Shabazz Palaces, Roseland Theater, MFNW 2011, Portland OR

September 18, 2011

Friday night of Musicfest NW. Shabazz Palaces are opening for Seattle’s Macklemore and Lewis. Macklemore’s music is mainstream like Wonder Bread. The result is a disparate mix of show goers. Hipsters. Para-professionals (I think half the mezzanine was formalizing what exactly the perfect tweet was for this show), clued in music/hip-hop lovers, and ubiquitous suburban tweens.

Shabazz Palaces’ 2011 release, Black Up, is an amazing work. Summarzied by the line in “free press and curl”

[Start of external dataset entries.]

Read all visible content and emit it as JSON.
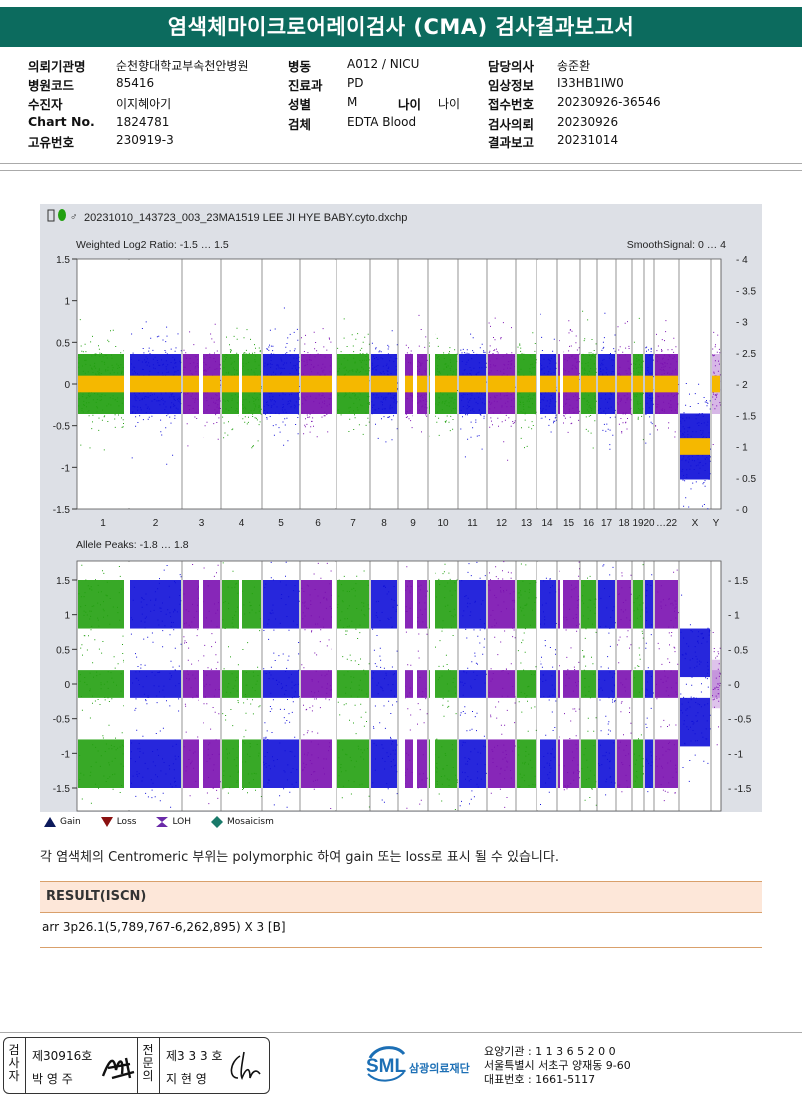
{
  "title": "염색체마이크로어레이검사 (CMA) 검사결과보고서",
  "info": {
    "col1": [
      {
        "label": "의뢰기관명",
        "value": "순천향대학교부속천안병원"
      },
      {
        "label": "병원코드",
        "value": "85416"
      },
      {
        "label": "수진자",
        "value": "이지혜아기"
      },
      {
        "label": "Chart No.",
        "value": "1824781"
      },
      {
        "label": "고유번호",
        "value": "230919-3"
      }
    ],
    "col2": [
      {
        "label": "병동",
        "value": "A012 / NICU"
      },
      {
        "label": "진료과",
        "value": "PD"
      },
      {
        "label": "성별",
        "value": "M"
      },
      {
        "label": "검체",
        "value": "EDTA Blood"
      }
    ],
    "age_label": "나이",
    "age_value": "나이",
    "col3": [
      {
        "label": "담당의사",
        "value": "송준환"
      },
      {
        "label": "임상정보",
        "value": "I33HB1IW0"
      },
      {
        "label": "접수번호",
        "value": "20230926-36546"
      },
      {
        "label": "검사의뢰",
        "value": "20230926"
      },
      {
        "label": "결과보고",
        "value": "20231014"
      }
    ]
  },
  "plot": {
    "file_name": "20231010_143723_003_23MA1519 LEE JI HYE BABY.cyto.dxchp",
    "top_label": "Weighted Log2 Ratio: -1.5 … 1.5",
    "top_right_label": "SmoothSignal: 0 … 4",
    "bottom_label": "Allele Peaks: -1.8 … 1.8",
    "top_left_ticks": [
      "1.5",
      "1",
      "0.5",
      "0",
      "-0.5",
      "-1",
      "-1.5"
    ],
    "top_right_ticks": [
      "4",
      "3.5",
      "3",
      "2.5",
      "2",
      "1.5",
      "1",
      "0.5",
      "0"
    ],
    "bottom_left_ticks": [
      "1.5",
      "1",
      "0.5",
      "0",
      "-0.5",
      "-1",
      "-1.5"
    ],
    "bottom_right_ticks": [
      "1.5",
      "1",
      "0.5",
      "0",
      "-0.5",
      "-1",
      "-1.5"
    ],
    "chromosomes": [
      "1",
      "2",
      "3",
      "4",
      "5",
      "6",
      "7",
      "8",
      "9",
      "10",
      "11",
      "12",
      "13",
      "14",
      "15",
      "16",
      "17",
      "18",
      "19",
      "20",
      "…22",
      "X",
      "Y"
    ],
    "colors": {
      "green": "#22a010",
      "blue": "#1010d8",
      "purple": "#7a10b0",
      "yellow": "#f5b800",
      "bg": "#dde0e6"
    }
  },
  "legend": [
    {
      "icon": "gain-icon",
      "label": "Gain"
    },
    {
      "icon": "loss-icon",
      "label": "Loss"
    },
    {
      "icon": "loh-icon",
      "label": "LOH"
    },
    {
      "icon": "mosaicism-icon",
      "label": "Mosaicism"
    }
  ],
  "note": "각 염색체의 Centromeric 부위는 polymorphic 하여 gain 또는 loss로 표시 될 수 있습니다.",
  "result": {
    "heading": "RESULT(ISCN)",
    "value": "arr 3p26.1(5,789,767-6,262,895) X 3 [B]"
  },
  "signature": {
    "left_vertical": "검사자",
    "left_number": "제30916호",
    "left_name": "박 영 주",
    "right_vertical": "전문의",
    "right_number": "제3 3 3 호",
    "right_name": "지 현 영"
  },
  "footer": {
    "logo_text": "SML",
    "logo_sub": "삼광의료재단",
    "line1": "요양기관 : 1 1 3 6 5 2 0 0",
    "line2": "서울특별시 서초구 양재동 9-60",
    "line3": "대표번호 : 1661-5117"
  }
}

Catchy? Yes. But trendy? No.

The style is not verse-chorus-verse and the beats and lyrics are a weaving path inside the same song where the start and end may or may not be linear. The whole thing is a head trip in the best possible way.

Stage setup is a table with a laptop and some congas. Low frequency sound and the Roseland’s acoustics aren’t exactly like peanut butter and chocolate but thankfully the venue didn’t churn songs like “An echo from from the hosts that profess infinitum”, “free press and curl”, and “Recollections of the wraith” into a muddled mess. Palaceer Lazaro (aka Ishmael Butler) live sounded great.

No call and response. No corny I say “hey” you say “ho”. No one doing any kind of bullshit hype.

About six songs in, the tweens and bros had reached the end of their tolerance for hip hop that wasn’t pop sampled cock grabbing. Up went the “Macklemore! Macklemore! Macklemore!” chants.

Palaceer Lazaro handled it.
“Hold up. Hold up, now. You know the man is coming out here in just a few minutes, right?”

That shut it down. They closed out with their last song and left the stage.

This show in alot of ways felt like a missed opportunity. Unortunate. The music itself is superb. Palaceer Lazaro live sounds fantastic. Tone. Flow. Everything. Congas and a laptop just isn’t going to command an audience raised on video jump cuts and radio diluted hip-hop into listening. Really listening. Just plain truth. Shabazz Palaces are artists and I’m guessing they want the music to stand on it’s own merits. That is completely understandable. Without some kind of flash in the show? Converting the uninitiated mainstream seems like a difficult task. Totally wish them godspeed with the approach, though. Takes guts.

In this era with everyone moving from track to track so fast, this music getting lost in the shuffle would be a damn shame.